July 28, 2014 / 8:21 AM / 3 years ago

GLOBAL MARKETS-Europe nervy as Russian assets hit by new sanctions talk

* Russia stocks tumble anew after new sanctions, on legal
    * China stocks gain after jump in industrial firm profits
    * Dollar index hovers near 6-mth highs as euro sags
    * This week's U.S. data eyed for directional cues

    By Marc Jones
    LONDON, July 28 (Reuters) - The euro was stuck near its
lowest level since November and Russian markets tumbled for a
third straight day on Monday as new European sanctions for
Moscow chilled the already frosty relationship between the two.
    The 28-nation European Union reached an outline agreement on
Friday on its first economic sanctions on Russia. Its
increasingly tough stance was underscored by German finance
minister Wolfgang Schaeuble, who said the "top priority" was
peace rather than economic interests. 
    Russia warned the moves would hamper cooperation between the
two and undermine the fight against terrorism, although Foreign
Minister Sergei Lavrov said on Monday that Moscow would not
impose tit-for-tat measures.  
    Europe's main bourses were flat in subdued trade as
strong earnings updates and relief over Russia's response, and
that the EU measures had steered away from Russia's gas
industry, balanced concerns about the impact of the sanctions.  
    There was more acute pain for Moscow stocks, however, with
their woes compounded by an international court ruling that
Russia must pay shareholders in defunct oil producer Yukos $50
billion for expropriating assets. That would be a big hit for a
country teetering on the brink of recession. 
    Moscow's dollar-denominated RTS index slumped 2.5
percent in response, its rouble-traded peer MICEX fell
1.8 percent and the rouble dropped over half a percent against
both the dollar and the euro.
    "What we have today I think is largely because we have seen
Germany stepping up rhetoric on tougher sanctions on Russia,"
said Vasileios Gkionakis, Global Head of FX Strategy for
UniCredit in London.
    "Saying stability and peace is the top priority rather than
economic interests are strong words. The rouble is definitely
not a currency that I like." 
    European shares' nerves over Ukraine and Russia were
partially offset by a small number of positive company updates
and after the latest rise in Chinese stocks had helped Asian
markets hit a new three year-high.    
    Nevertheless, the FTSEurofirst 300 index of top
European shares struggled, trading flat at 1,371.40 points,
after losing 0.7 percent on Friday.
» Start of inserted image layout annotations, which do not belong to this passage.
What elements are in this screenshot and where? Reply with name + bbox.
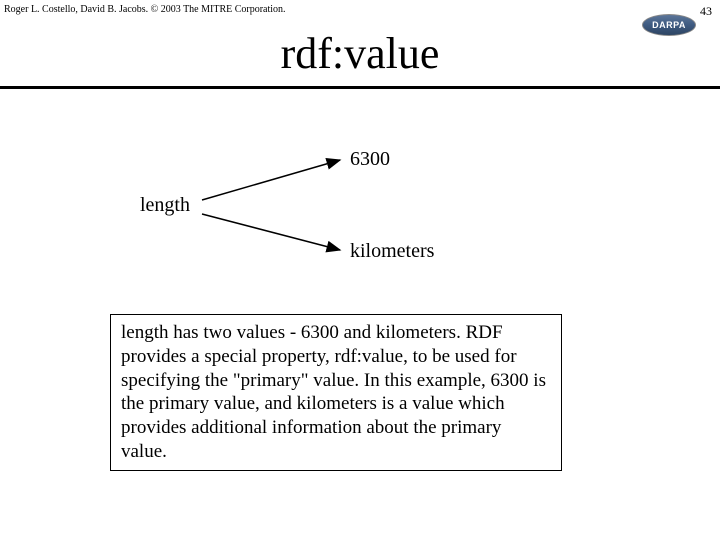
- copyright-text: Roger L. Costello, David B. Jacobs. © 20…: [4, 4, 286, 15]
- title-underline: [0, 86, 720, 89]
- diagram-container: length 6300 kilometers: [140, 140, 480, 270]
- explanation-box: length has two values - 6300 and kilomet…: [110, 314, 562, 471]
- page-number: 43: [700, 4, 712, 19]
- slide-title: rdf:value: [0, 28, 720, 79]
- diagram-arrows: [140, 140, 480, 270]
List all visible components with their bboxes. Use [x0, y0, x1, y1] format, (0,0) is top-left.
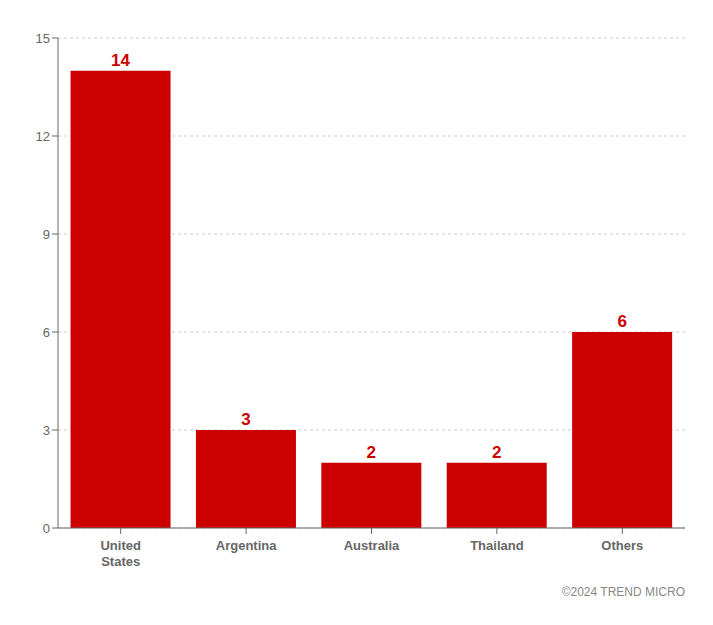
svg-text:Others: Others [601, 538, 643, 553]
svg-text:2: 2 [492, 443, 501, 462]
svg-text:9: 9 [43, 227, 50, 242]
html-text:©2024 TREND MICRO: ©2024 TREND MICRO [561, 585, 685, 599]
svg-text:6: 6 [617, 312, 626, 331]
svg-text:3: 3 [43, 423, 50, 438]
svg-text:0: 0 [43, 521, 50, 536]
svg-text:14: 14 [111, 51, 130, 70]
svg-text:12: 12 [36, 129, 50, 144]
svg-text:6: 6 [43, 325, 50, 340]
svg-text:Thailand: Thailand [470, 538, 524, 553]
svg-text:Argentina: Argentina [216, 538, 277, 553]
svg-text:15: 15 [36, 31, 50, 46]
svg-text:UnitedStates: UnitedStates [100, 538, 141, 569]
svg-text:3: 3 [241, 410, 250, 429]
svg-text:Australia: Australia [344, 538, 400, 553]
svg-text:2: 2 [367, 443, 376, 462]
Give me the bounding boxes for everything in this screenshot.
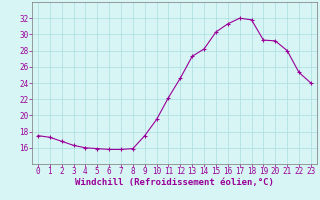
X-axis label: Windchill (Refroidissement éolien,°C): Windchill (Refroidissement éolien,°C)	[75, 178, 274, 187]
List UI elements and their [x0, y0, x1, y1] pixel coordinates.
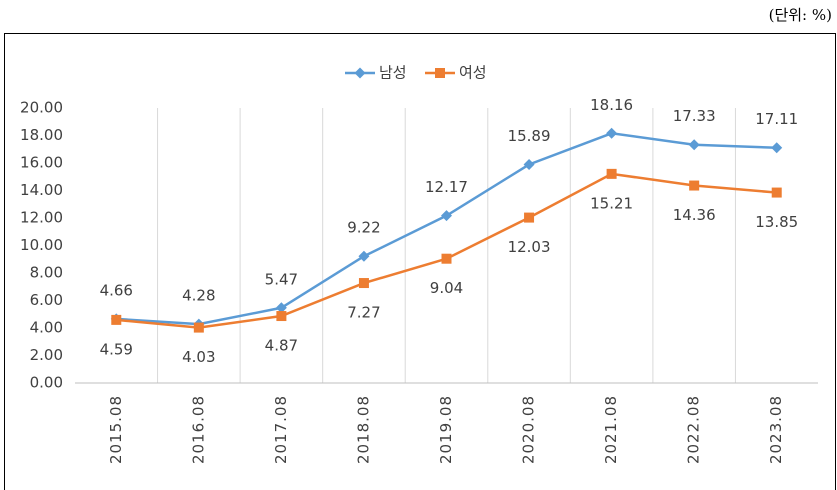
x-tick-label: 2022.08 — [685, 395, 703, 464]
data-label: 15.21 — [590, 194, 633, 212]
unit-note: (단위: %) — [769, 6, 832, 24]
x-tick-label: 2016.08 — [189, 395, 207, 464]
data-label: 4.28 — [182, 287, 215, 305]
point — [276, 311, 287, 322]
point — [688, 139, 700, 151]
data-label: 12.03 — [508, 238, 551, 256]
chart-frame — [4, 33, 836, 490]
point — [606, 127, 618, 139]
y-tick-label: 16.00 — [20, 154, 63, 172]
point — [193, 322, 204, 333]
point — [358, 250, 370, 262]
y-tick-label: 6.00 — [30, 291, 63, 309]
x-tick-label: 2018.08 — [354, 395, 372, 464]
point — [524, 212, 535, 223]
data-label: 5.47 — [265, 270, 298, 288]
data-label: 4.87 — [265, 337, 298, 355]
legend-label: 여성 — [459, 64, 487, 82]
data-label: 17.11 — [755, 110, 798, 128]
y-tick-label: 18.00 — [20, 126, 63, 144]
data-label: 4.03 — [182, 348, 215, 366]
y-tick-label: 20.00 — [20, 99, 63, 117]
x-tick-label: 2017.08 — [272, 395, 290, 464]
y-tick-label: 12.00 — [20, 209, 63, 227]
x-tick-label: 2019.08 — [437, 395, 455, 464]
legend-marker — [354, 67, 366, 79]
legend-label: 남성 — [379, 64, 407, 82]
point — [111, 314, 122, 325]
y-tick-label: 0.00 — [30, 374, 63, 392]
data-label: 15.89 — [508, 127, 551, 145]
data-label: 17.33 — [673, 107, 716, 125]
data-label: 9.22 — [347, 219, 380, 237]
y-tick-label: 2.00 — [30, 346, 63, 364]
data-label: 9.04 — [430, 279, 463, 297]
point — [689, 180, 700, 191]
data-label: 4.59 — [100, 340, 133, 358]
point — [523, 159, 535, 171]
legend-marker — [435, 68, 445, 78]
point — [275, 302, 287, 314]
x-tick-label: 2023.08 — [767, 395, 785, 464]
x-tick-label: 2020.08 — [520, 395, 538, 464]
point — [606, 168, 617, 179]
data-label: 18.16 — [590, 96, 633, 114]
y-tick-label: 10.00 — [20, 236, 63, 254]
point — [771, 187, 782, 198]
point — [441, 253, 452, 264]
x-tick-label: 2015.08 — [107, 395, 125, 464]
y-tick-label: 14.00 — [20, 181, 63, 199]
data-label: 12.17 — [425, 178, 468, 196]
y-tick-label: 8.00 — [30, 264, 63, 282]
data-label: 7.27 — [347, 304, 380, 322]
point — [358, 278, 369, 289]
data-label: 4.66 — [100, 281, 133, 299]
y-tick-label: 4.00 — [30, 319, 63, 337]
data-label: 13.85 — [755, 213, 798, 231]
point — [441, 210, 452, 222]
data-label: 14.36 — [673, 206, 716, 224]
x-tick-label: 2021.08 — [602, 395, 620, 464]
point — [771, 142, 783, 154]
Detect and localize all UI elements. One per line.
Wall Street was also
expected to start little changed ahead of a flurry of PMI and
manufacturing data.     
    At least three civilians were killed in overnight fighting
in eastern Ukraine, after fierce skirmishes over the weekend had
prevented international monitors reaching the crash site of the
downed Malaysian Airlines plane that killed almost 300 people.
    As Russian debt slid, benchmark bonds of Germany and Austria
 , two of the countries with the
closest economic ties to Russia - also saw minor selling though
the ECB's pledge of record low interest rates limited the moves.
    Despite the geopolitical uncertainty, there was little shift
among the major currencies as attention remained firmly on the
global recovery and when big economies like the United States
are likely to start raising interest rates again. 
    The dollar was hovering at a six-month high against a
basket of currencies while the combination of the tensions with
Russia and the greenback's current strength kept the euro pinned
near an eight-month low at $1.3435. 
    Analysts and traders are ready for a busy week of
U.S.-focused action including a Federal Reserve meeting and GDP
data on Wednesday and non-farm payrolls figures on Friday.
    "We think the euro-dollar move may pause for breath at the
start of this week before another shift lower at the end of the
week," said Adam Myers, head of European currency strategy at
Credit Agricole in London.
    "The market is clearly short on the euro but there doesn't
quite seem to be the fuel over the next day or two to drive it
much lower and that may squeeze some of those positions."
    In commodities, Brent crude slipped below $108 a barrel as
fighting between Israel and Hamas Islamist militants subsided in
Gaza, although the tense situations there as well as in Libya,
eastern Ukraine and Iraq all limited the fall.
    Brent shed 86 cents to $107.46 a barrel after a 1
percent gain last week. 
    Gold also slipped under pressure from the stronger dollar
but was supported near $1,300 an ounce by its safe-haven appeal.